他心下思量:“这小子被铁链捆绑,是行动不了,又加之解药不在这石室内,他定不是服用了解药。
那他又怎么无事呢?难道是调动周身真气,将毒给逼出来的。”想到这,鲁道风又摇了摇头。
“不对,那小子体内真气先是被自己迷烟给封住了,之后自己又连点了他身上几处重穴,更是将他身上的真气给封地死死的。
若没人解穴,他绝不可能调得出真气,那这小子到底没事了呢。”鲁道风百思不得其解。
而随着暖流在全身流遍,身子舒服下来,赵季便感到筋疲力竭,正闭眼歇息。
忽然听到石门打开的声音,他勉强集中精神抬头望去,见站在前方的鲁道风一脸震惊的表情在盯着他看。
赵季当下嘲讽鲁道风起来:“你师徒俩吹了半天的毒药,吃了也不过让人想拉肚子,怎么你们想帮我们治疗便秘啊。”
说着,赵季哈哈大笑起来。
一听,鲁道风当场气的脖子涨得通红,咬牙切齿的走到旁边木架上,取了另一款毒药。
鲁道风拿起这款毒药,便向赵季跟前走去。
“这次我给你吃的这款毒药,可是猛烈至极,绝不回像上回那种慢毒。这次我随了你的愿,让你好好感受一下这揪心断肠的滋味。
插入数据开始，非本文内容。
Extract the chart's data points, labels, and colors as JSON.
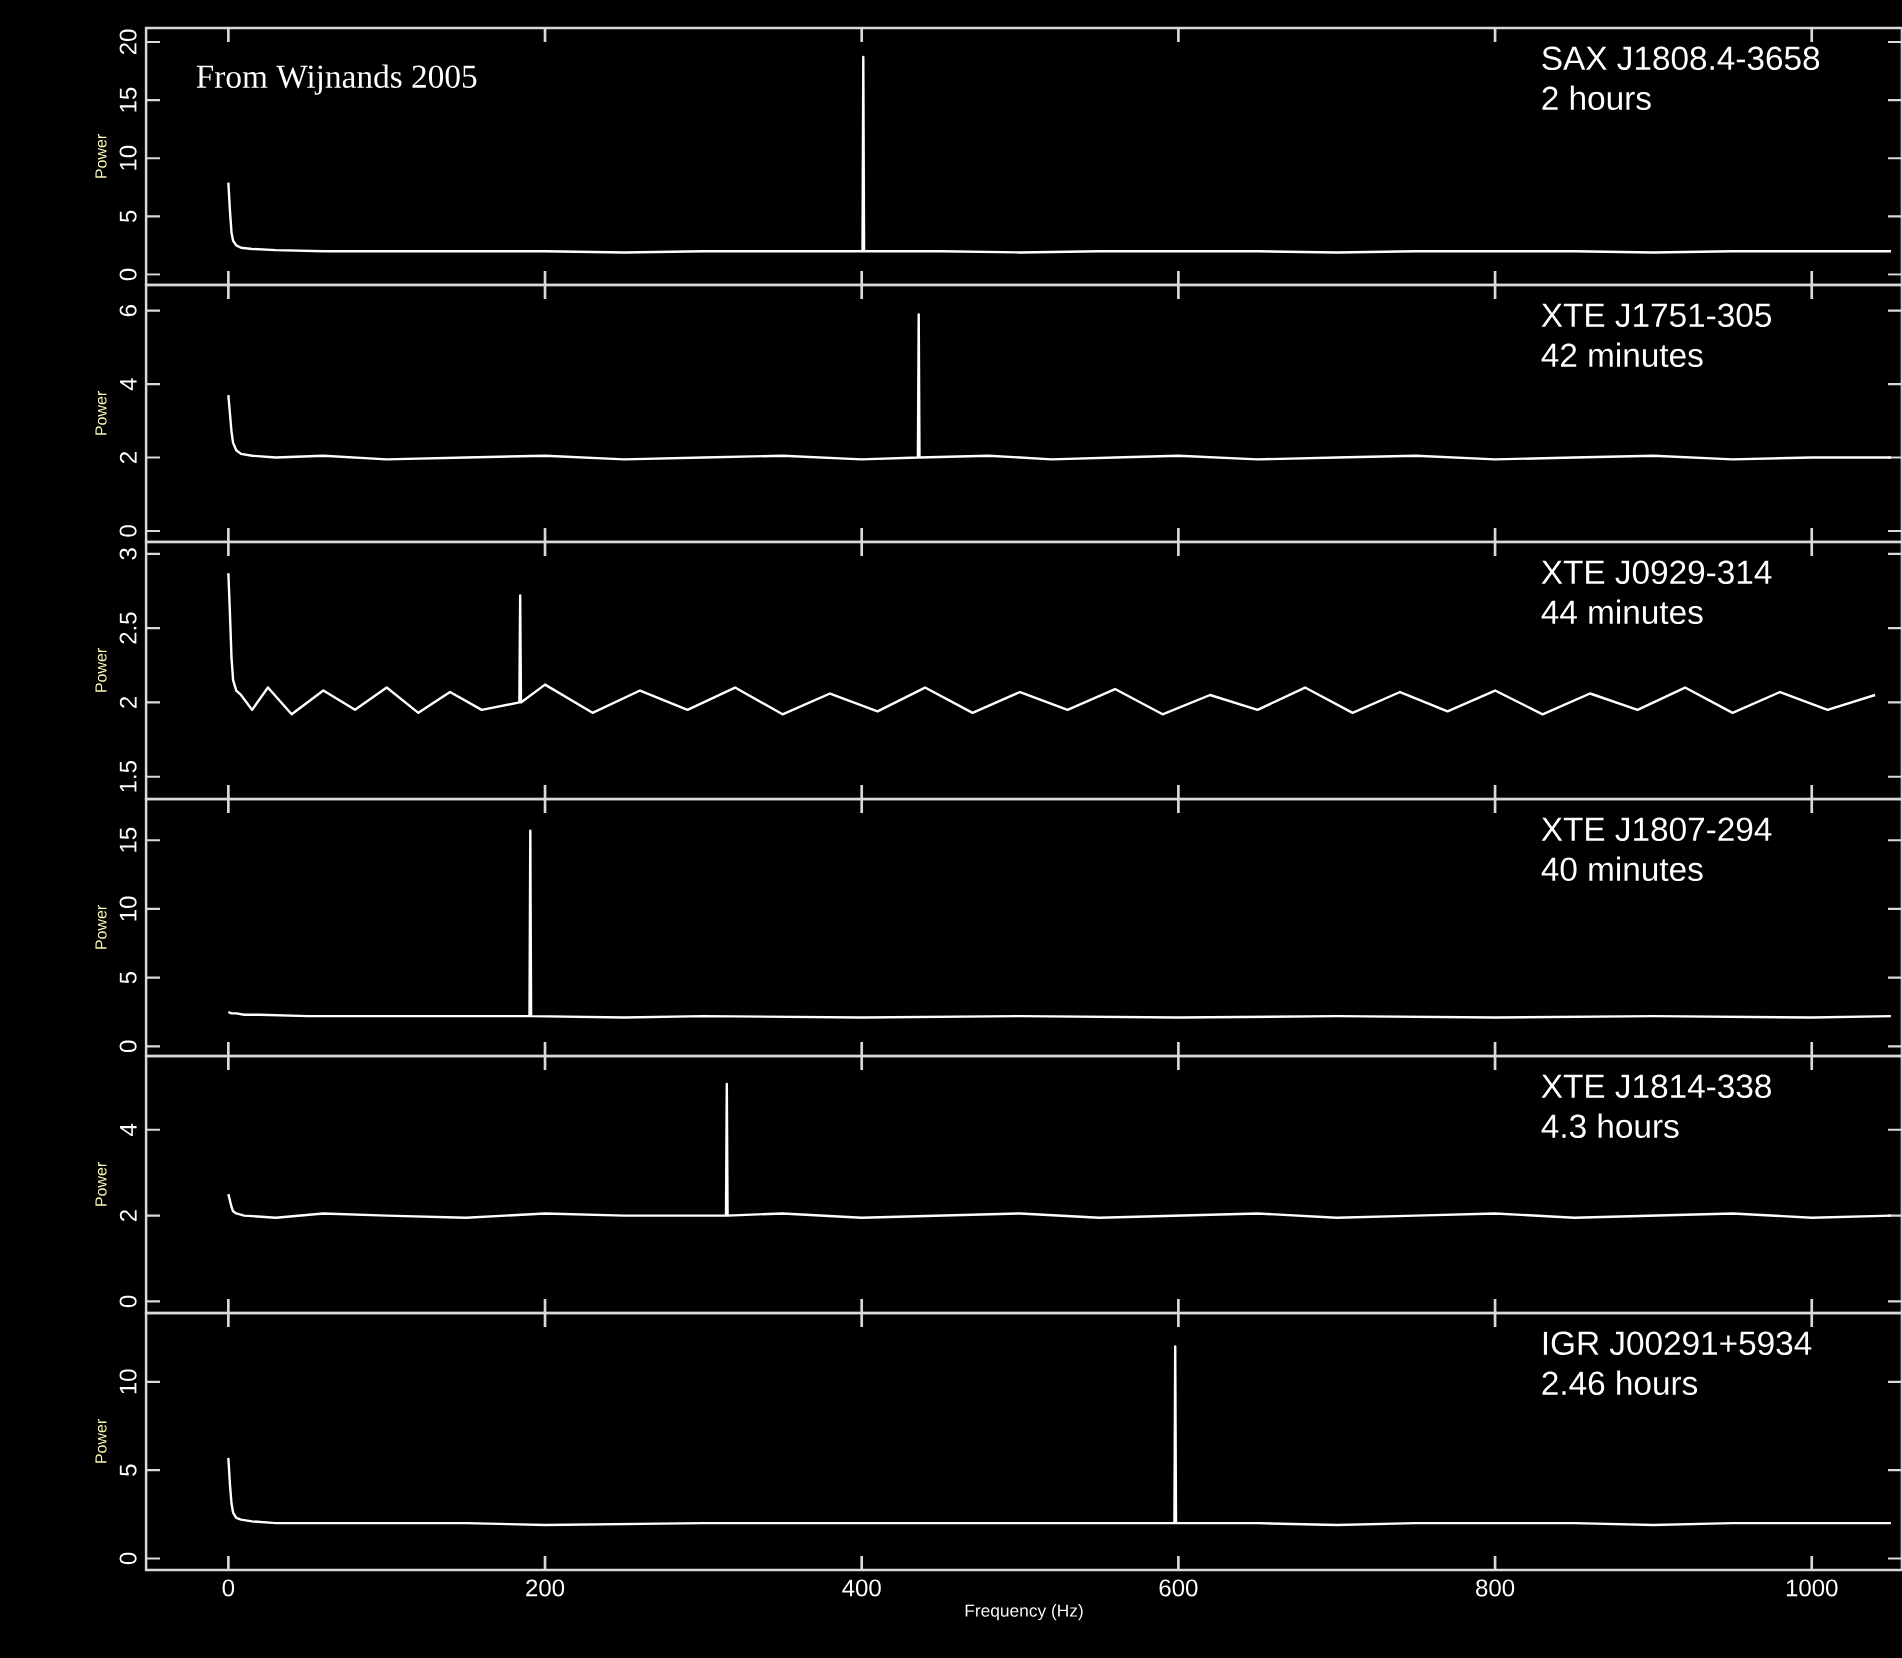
{
  "chart_data": [
    {
      "type": "line",
      "title": "SAX J1808.4-3658",
      "subtitle": "2 hours",
      "ylabel": "Power",
      "annotations": [
        "From Wijnands 2005"
      ],
      "xlim": [
        -52,
        1057
      ],
      "ylim": [
        -0.9,
        21.2
      ],
      "xticks": [
        0,
        200,
        400,
        600,
        800,
        1000
      ],
      "yticks": [
        0,
        5,
        10,
        15,
        20
      ],
      "tick_labels": "y",
      "series": [
        {
          "color": "#ffffff",
          "x": [
            0,
            1,
            2,
            3,
            5,
            8,
            15,
            30,
            60,
            100,
            150,
            200,
            250,
            300,
            350,
            400.5,
            401,
            401.5,
            450,
            500,
            550,
            600,
            650,
            700,
            750,
            800,
            850,
            900,
            950,
            1000,
            1050
          ],
          "values": [
            7.9,
            5.5,
            3.6,
            2.9,
            2.5,
            2.3,
            2.2,
            2.1,
            2.0,
            2.0,
            2.0,
            2.0,
            1.9,
            2.0,
            2.0,
            2.0,
            18.7,
            2.0,
            2.0,
            1.9,
            2.0,
            2.0,
            2.0,
            1.9,
            2.0,
            2.0,
            2.0,
            1.9,
            2.0,
            2.0,
            2.0
          ]
        }
      ]
    },
    {
      "type": "line",
      "title": "XTE J1751-305",
      "subtitle": "42 minutes",
      "ylabel": "Power",
      "xlim": [
        -52,
        1057
      ],
      "ylim": [
        -0.3,
        6.7
      ],
      "xticks": [
        0,
        200,
        400,
        600,
        800,
        1000
      ],
      "yticks": [
        0,
        2,
        4,
        6
      ],
      "tick_labels": "y",
      "series": [
        {
          "color": "#ffffff",
          "x": [
            0,
            1,
            2,
            3,
            5,
            8,
            15,
            30,
            60,
            100,
            150,
            200,
            250,
            300,
            350,
            400,
            435.5,
            436,
            436.5,
            480,
            520,
            560,
            600,
            650,
            700,
            750,
            800,
            850,
            900,
            950,
            1000,
            1050
          ],
          "values": [
            3.7,
            3.2,
            2.7,
            2.4,
            2.2,
            2.1,
            2.05,
            2.0,
            2.05,
            1.95,
            2.0,
            2.05,
            1.95,
            2.0,
            2.05,
            1.95,
            2.0,
            5.9,
            2.0,
            2.05,
            1.95,
            2.0,
            2.05,
            1.95,
            2.0,
            2.05,
            1.95,
            2.0,
            2.05,
            1.95,
            2.0,
            2.0
          ]
        }
      ]
    },
    {
      "type": "line",
      "title": "XTE J0929-314",
      "subtitle": "44 minutes",
      "ylabel": "Power",
      "xlim": [
        -52,
        1057
      ],
      "ylim": [
        1.35,
        3.08
      ],
      "xticks": [
        0,
        200,
        400,
        600,
        800,
        1000
      ],
      "yticks": [
        1.5,
        2,
        2.5,
        3
      ],
      "tick_labels": "y",
      "series": [
        {
          "color": "#ffffff",
          "x": [
            0,
            1,
            2,
            3,
            5,
            8,
            15,
            25,
            40,
            60,
            80,
            100,
            120,
            140,
            160,
            183.8,
            184.3,
            184.8,
            200,
            230,
            260,
            290,
            320,
            350,
            380,
            410,
            440,
            470,
            500,
            530,
            560,
            590,
            620,
            650,
            680,
            710,
            740,
            770,
            800,
            830,
            860,
            890,
            920,
            950,
            980,
            1010,
            1040
          ],
          "values": [
            2.87,
            2.6,
            2.3,
            2.15,
            2.08,
            2.05,
            1.95,
            2.1,
            1.92,
            2.08,
            1.95,
            2.1,
            1.93,
            2.07,
            1.95,
            2.0,
            2.72,
            2.0,
            2.12,
            1.93,
            2.08,
            1.95,
            2.1,
            1.92,
            2.06,
            1.94,
            2.1,
            1.93,
            2.07,
            1.95,
            2.09,
            1.92,
            2.05,
            1.95,
            2.1,
            1.93,
            2.07,
            1.94,
            2.08,
            1.92,
            2.06,
            1.95,
            2.1,
            1.93,
            2.07,
            1.95,
            2.05
          ]
        }
      ]
    },
    {
      "type": "line",
      "title": "XTE J1807-294",
      "subtitle": "40 minutes",
      "ylabel": "Power",
      "xlim": [
        -52,
        1057
      ],
      "ylim": [
        -0.7,
        18.0
      ],
      "xticks": [
        0,
        200,
        400,
        600,
        800,
        1000
      ],
      "yticks": [
        0,
        5,
        10,
        15
      ],
      "tick_labels": "y",
      "series": [
        {
          "color": "#ffffff",
          "x": [
            0,
            2,
            5,
            10,
            20,
            50,
            100,
            150,
            190.2,
            190.7,
            191.2,
            250,
            300,
            400,
            500,
            600,
            700,
            800,
            900,
            1000,
            1050
          ],
          "values": [
            2.5,
            2.4,
            2.4,
            2.3,
            2.3,
            2.2,
            2.2,
            2.2,
            2.2,
            15.7,
            2.2,
            2.1,
            2.2,
            2.1,
            2.2,
            2.1,
            2.2,
            2.1,
            2.2,
            2.1,
            2.2
          ]
        }
      ]
    },
    {
      "type": "line",
      "title": "XTE J1814-338",
      "subtitle": "4.3 hours",
      "ylabel": "Power",
      "xlim": [
        -52,
        1057
      ],
      "ylim": [
        -0.27,
        5.72
      ],
      "xticks": [
        0,
        200,
        400,
        600,
        800,
        1000
      ],
      "yticks": [
        0,
        2,
        4
      ],
      "tick_labels": "y",
      "series": [
        {
          "color": "#ffffff",
          "x": [
            0,
            1,
            2,
            3,
            5,
            10,
            30,
            60,
            100,
            150,
            200,
            250,
            314.3,
            314.8,
            315.3,
            350,
            400,
            450,
            500,
            550,
            600,
            650,
            700,
            750,
            800,
            850,
            900,
            950,
            1000,
            1050
          ],
          "values": [
            2.5,
            2.35,
            2.2,
            2.1,
            2.05,
            2.0,
            1.95,
            2.05,
            2.0,
            1.95,
            2.05,
            2.0,
            2.0,
            5.07,
            2.0,
            2.05,
            1.95,
            2.0,
            2.05,
            1.95,
            2.0,
            2.05,
            1.95,
            2.0,
            2.05,
            1.95,
            2.0,
            2.05,
            1.95,
            2.0
          ]
        }
      ]
    },
    {
      "type": "line",
      "title": "IGR J00291+5934",
      "subtitle": "2.46 hours",
      "ylabel": "Power",
      "xlabel": "Frequency (Hz)",
      "xlim": [
        -52,
        1057
      ],
      "ylim": [
        -0.65,
        13.9
      ],
      "xticks": [
        0,
        200,
        400,
        600,
        800,
        1000
      ],
      "yticks": [
        0,
        5,
        10
      ],
      "series": [
        {
          "color": "#ffffff",
          "x": [
            0,
            1,
            2,
            3,
            5,
            8,
            15,
            30,
            60,
            100,
            150,
            200,
            300,
            400,
            500,
            597.5,
            598,
            598.5,
            650,
            700,
            750,
            800,
            850,
            900,
            950,
            1000,
            1050
          ],
          "values": [
            5.7,
            4.2,
            3.1,
            2.6,
            2.3,
            2.2,
            2.1,
            2.0,
            2.0,
            2.0,
            2.0,
            1.9,
            2.0,
            2.0,
            2.0,
            2.0,
            12.0,
            2.0,
            2.0,
            1.9,
            2.0,
            2.0,
            2.0,
            1.9,
            2.0,
            2.0,
            2.0
          ]
        }
      ]
    }
  ]
}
”
说着,鲁道风现出一脸恐怖阴森的笑容。
那鲁道风一拳打到赵季胸前,迫使疼的赵季张大嘴,之后迅疾的将手中的毒药塞入赵季嘴中。
登时,赵季便感到一股腥臭带着苦涩的味道在嘴中蔓延开来,而毒液便随着赵季口腔慢慢向喉下流淌去。
没多久,赵季就忽然到呼吸感到困难,紧随而来的心脏像是被什么东西给揪住了那般闷痛,腹内的肠子跟着出现铰痛。
两痛并发,疼的赵季抬头大叫。
一旁的鲁道风看了,哈哈大笑,脸上甚是得意。
随着赵季越来越大声痛叫,面前的鲁道风更是笑的合不拢嘴。
过了良久,疼的浑身汗湿的赵季,感到自己意识模糊,眼皮也在这时变得格外沉重,他知道自己这么一闭眼,可就算死了。
可他不甘心,自己怎么能死在这两个无耻宵小的手中,他还要报仇。
可是心头转想,自已身中剧毒,谈何报仇。
却在这时,陡然他想起自己刚才也是身中剧毒,可后来身体突然出现一股暖气,疼痛就慢慢消失了。
想到这,赵季又困惑起来,那股莫名的暖流是怎么出现,他还没弄明白。
眼看时间不多,他极力回想。
不知过了多久,突然脑中闪过一个画面,一张白布映入脑中。
是的,当时他脑中想到那块白绸布上的文字,然后才出现那股暖流。
于是,赵季立马再次回想那块白绸布上的文字,身子也在这时调动内息。
站在对面的鲁道风,看到赵季由之前剧烈痛叫,可现在却双眼紧闭,一声不发,连头也垂了下来,便以为赵季死了过去。
鲁道风迈步走向赵季跟前,欲探查赵季气息,看他是否真的中毒身亡。
谁知,刚迈了两步,只见赵季周身突然冒出腾腾白气,嘴中跟着吐出一大团黑气来。
鲁道风当场脸色大变,他平身从没见过如此景象,一时惊讶的目瞪口呆,直愣住在那儿。
赵季却在这时感觉到体内的暖流突然变的炙热凶猛,好似体内有一股巨大的力量将要喷发。
这种刚猛蓬勃之劲,让赵季登时有种似曾相识的感觉,好像他第一次聚集真气汇入丹田的感觉。
就在鲁道风回过神来,只见赵季突然大喝一声,随之而来的他周身冒出极强的气浪,一时间将身上数道铁链冲断。
“这,这怎么回事……”鲁道风被眼前景象吓的脸色大变,脚步不由得连连往后退去。
赵季睁开双眼,眼见鲁道风就站在前方,自己身上铁链已被冲断,行动自如,正是报仇之际。登时他嘴角微扬,一边笑着,一边向鲁道风走去。
见赵季狞笑的走了过来,吓得鲁道风连忙跑出石门外,将石门一关。
赵季此刻感到浑身发热,身上不断冒出一丝丝白烟。
他的脑袋也因为身体太热,变的晕胀至极,身体更是好似被千斤之物给压住了般,脚步缓慢而又沉重。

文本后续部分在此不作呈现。